Bien entendu, la linéarité des structures n'évite pas toujours une certaine monotonie; quelques boucles ont bien aussi un feeling de déjà-vu (en particulier 'Grey', 'I94W' ou encore le troisième mouvement de 'Nocturnal Terrorist Squad') et le traitement global est assez simple. Mais ces quelques défauts n'empêchent pas les instrumentaux d'être en vérité bien ficelés et réellement efficaces; jouant ainsi de belle façon leur rôle annoncé de fondations solides aux rimes millimétrées d'I Self Divine… qui en retour leur donnent un sens et du corps. Le tout est, comme il se doit, surmonté par le scratching une fois de plus parfait d'Abilities. Impressionnant de justesse et de précision à chacun de ses passages derrière ses platines, sachant mettre ce qu'il faut de technicité dans ses prestations sans jamais perdre de vue le besoin d'efficacité et de musicalité, il confirme qu'il est bien un des tous meilleurs "DJs pour rapper" actuels. L'instrumental 'Semi-Official?', qui sert d'introduction au LP, lui permet d'ailleurs de nous mettre dans le bain très rapidement avec son déluge de scratches tantôt nerveux, tantôt posés, se mêlant parfaitement à une flûte perçante et à des extraits de dialogues. A notre plus grand plaisir, nous rappelant à une époque où les DJs avaient une réelle importance sur disque et pas uniquement sur scène, Abilities fait usage de ses platines à bon escient tout au long de l'album, soulignant les points forts et remplissant les espaces de ses cuts chirurgicaux.
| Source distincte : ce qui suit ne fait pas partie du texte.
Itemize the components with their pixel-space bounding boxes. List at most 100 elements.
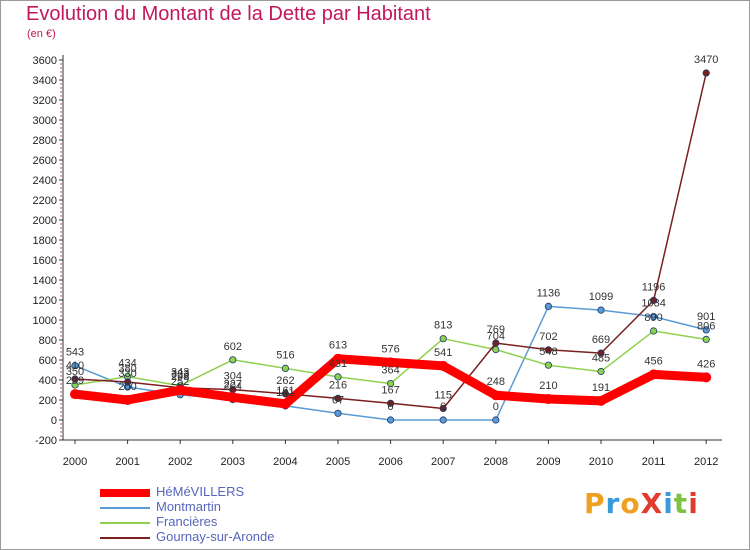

Au final, si Semi.Official n'est qu'une parenthèse dans les carrières respectives de ses 2 protagonistes, elle s'avère réussie. En sortant de leur registre habituel pour nous servir un album à contre-courant quasi-conceptuel, DJ Abilities et I Self Divine surprennent, tout en marquant des points. Beats, rimes, cuts : toutes les pièces du puzzle s'assemblent pour créer un ensemble brut et violent rappelant à tous ce qu'est la vraie "réalité". Laissant de côté le raffinement pour une touche plus crue (parfois trop), "The Anti-Album" déstabilise et ne sera pas forcément du goût de tout le monde mais il constitue un pavé dans la mare qu'on prend clairement plaisir à écouter et à décortiquer. Espérons que l'aventure aura un jour une suite.
"With that said, sit back and enjoy", as they say.